The trouble, Falknerberg explains, was that he felt like they were “optimising a broken model”.

“We were still trapped in the knowledge economy, and even in the industrial economy’s view of what human learning is all about,” he told us.

That model asks people to learn and replicate a pre-set formula. And for a long time, that’s been fine. Now though, increasingly sophisticated AI systems can do that much better than human beings.

As a consequence, people trained to replicate formulae are rapidly becoming redundant.

In fact, Falkenberg told us, ‘by accelerating people’s learning in that model, we were making them more vulnerable, because actually they were entering a world in which they were being asked to replicate a formula that was way more complicated that they were being trained on”.

At that point, he realised he couldn’t be in the training and human development game, which is about making people more powerful, if all he was doing was making them vulnerable to change.

And so, he and Dayne sold their businesses and set out to find an “AI for people”. Ideally, they were looking for a platform that gives employees “highly intelligent navigational capability that makes them far more productive”.

When they couldn’t find what they were looking for, they realised they would have to build it themselves.

Breaking the mould

The Clevva founders weren’t just interested in creating AI to augment human workers though. They also wanted to empower companies to build AI-centric learning tools without anyone having to know a single line of code.

Essentially, the company just has to know the logic behind specific scenarios an employee might encounter and then use Clevva to build a navigator that automatically takes them through that process.

This, Falkenberg told us, allows companies to hire employees not to replicate a formula, but to add value.

Take a call centre for example. As Falkenberg points out, no one becomes a call centre agent because they want to learn about banking or how to settle an insurance claim. But that’s exactly what they have to become. Or they have to read a script. And, as we all know, conversations don’t go according to script.
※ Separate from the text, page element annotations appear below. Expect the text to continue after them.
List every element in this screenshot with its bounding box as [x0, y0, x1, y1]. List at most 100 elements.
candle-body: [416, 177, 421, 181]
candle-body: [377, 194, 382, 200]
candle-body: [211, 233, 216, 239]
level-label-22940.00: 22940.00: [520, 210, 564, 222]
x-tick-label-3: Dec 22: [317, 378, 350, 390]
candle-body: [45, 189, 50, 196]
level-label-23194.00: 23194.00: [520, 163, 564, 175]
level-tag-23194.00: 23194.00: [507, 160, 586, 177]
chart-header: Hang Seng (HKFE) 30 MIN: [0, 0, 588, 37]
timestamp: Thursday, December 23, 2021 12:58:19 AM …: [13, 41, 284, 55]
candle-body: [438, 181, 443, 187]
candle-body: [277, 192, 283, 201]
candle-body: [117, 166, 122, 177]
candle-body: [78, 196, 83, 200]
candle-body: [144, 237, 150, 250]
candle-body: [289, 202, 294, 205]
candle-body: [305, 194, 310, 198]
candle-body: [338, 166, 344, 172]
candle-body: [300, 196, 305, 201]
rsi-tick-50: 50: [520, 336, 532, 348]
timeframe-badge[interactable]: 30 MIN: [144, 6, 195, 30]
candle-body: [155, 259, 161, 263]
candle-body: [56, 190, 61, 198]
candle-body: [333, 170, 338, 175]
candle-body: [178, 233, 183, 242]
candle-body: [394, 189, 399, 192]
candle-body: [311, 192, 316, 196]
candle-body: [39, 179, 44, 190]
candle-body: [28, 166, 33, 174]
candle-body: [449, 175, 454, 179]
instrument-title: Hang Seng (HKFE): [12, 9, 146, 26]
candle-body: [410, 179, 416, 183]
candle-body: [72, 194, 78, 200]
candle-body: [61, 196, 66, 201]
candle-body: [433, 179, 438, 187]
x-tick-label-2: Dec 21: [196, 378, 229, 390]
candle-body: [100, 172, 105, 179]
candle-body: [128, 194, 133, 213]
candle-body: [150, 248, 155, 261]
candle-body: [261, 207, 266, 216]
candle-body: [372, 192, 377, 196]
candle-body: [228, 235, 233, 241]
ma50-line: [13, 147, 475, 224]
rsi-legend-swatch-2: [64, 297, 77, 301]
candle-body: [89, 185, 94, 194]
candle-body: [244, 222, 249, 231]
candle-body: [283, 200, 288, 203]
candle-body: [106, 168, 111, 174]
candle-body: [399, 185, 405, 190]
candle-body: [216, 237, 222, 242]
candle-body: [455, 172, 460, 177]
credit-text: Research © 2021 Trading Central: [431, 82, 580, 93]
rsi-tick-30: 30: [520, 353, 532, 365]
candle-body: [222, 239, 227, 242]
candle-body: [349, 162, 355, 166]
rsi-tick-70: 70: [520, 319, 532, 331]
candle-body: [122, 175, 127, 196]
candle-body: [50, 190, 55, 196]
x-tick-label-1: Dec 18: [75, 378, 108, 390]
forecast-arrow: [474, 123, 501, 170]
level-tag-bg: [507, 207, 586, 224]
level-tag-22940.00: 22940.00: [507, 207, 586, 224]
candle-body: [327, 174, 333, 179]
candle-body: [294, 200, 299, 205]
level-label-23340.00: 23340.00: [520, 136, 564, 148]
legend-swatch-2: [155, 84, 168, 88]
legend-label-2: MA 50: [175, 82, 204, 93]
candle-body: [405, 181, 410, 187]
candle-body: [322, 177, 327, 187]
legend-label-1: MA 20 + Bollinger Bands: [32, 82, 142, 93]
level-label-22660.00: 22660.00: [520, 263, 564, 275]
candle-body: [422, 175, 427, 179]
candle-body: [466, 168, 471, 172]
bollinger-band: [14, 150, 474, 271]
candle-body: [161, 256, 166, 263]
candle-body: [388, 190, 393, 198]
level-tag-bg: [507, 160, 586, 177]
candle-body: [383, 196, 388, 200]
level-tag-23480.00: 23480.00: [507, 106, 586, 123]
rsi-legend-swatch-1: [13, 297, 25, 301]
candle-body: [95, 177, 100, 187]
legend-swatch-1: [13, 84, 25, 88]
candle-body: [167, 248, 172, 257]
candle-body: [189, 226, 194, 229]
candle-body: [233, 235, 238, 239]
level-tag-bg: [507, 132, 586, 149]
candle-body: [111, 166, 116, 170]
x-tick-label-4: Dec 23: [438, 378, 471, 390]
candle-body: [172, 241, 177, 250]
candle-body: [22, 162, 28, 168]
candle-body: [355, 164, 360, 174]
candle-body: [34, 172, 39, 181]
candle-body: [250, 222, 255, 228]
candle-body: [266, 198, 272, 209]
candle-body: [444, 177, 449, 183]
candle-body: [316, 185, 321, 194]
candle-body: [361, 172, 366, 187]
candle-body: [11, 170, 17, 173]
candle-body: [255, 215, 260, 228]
As a consequence, providing a great customer experience (the thing these agents are supposed to do) slips way down the priority list.

So why not, Falkenberg asks, use AI to do all the logical stuff and “give these people, the space to be brilliant at what they’re brilliant at and completely remove the dependencies that hold them back?”

It doesn’t just work for call centres either. Clevva has customers in the telecoms sector who use its tools to guide technicians through repairs they may never have seen before.

It’s also found applications in banks, petrochemical companies, and even big consulting firms. The impact of people being augmented, rather than replaced, in those industries is potentially massive.

A realistic glimpse into the future

Of course, Falkenberg isn’t naïve enough to think that there aren’t industries that will be completely automated. But, he cautions, “there are so many business models that still require an experience that is not purely digital”.

But AI can still offer those industries a competitive edge by freeing up their employees’ collective brainpower from drudgework.

And that, Falkenberg believes, could have seriously positive knock-on effects for humanity:

“I think we as human beings function on autopilot so often. You can see it politically, you can see it socially, economically. We are non-thinking a lot of the time”.

“Now if we can allow the robotic nature to be done elsewhere, it will give us time and space to start learning to become more conscious human beings and better at the higher-level thinking. And that’s something that I think is an opportunity for us as society”.

A model for optimism

For Falkenberg then, Clevva isn’t just about using technology to turn a profit. It’s about showing that such a world is possible and that we don’t have to surrender to new forms of technology.

In fact, he says, that’s the opposite of what we should be doing:

“My worry is that if we just focus on replacing humans without also focusing on the people who actually make up organisations, there’s a lot of pain coming”.

But, he says if we can successfully use AI to augment humanity, it “could be a hugely liberating journey for society, as opposed to punishing or penalising for many and rewarding for few”.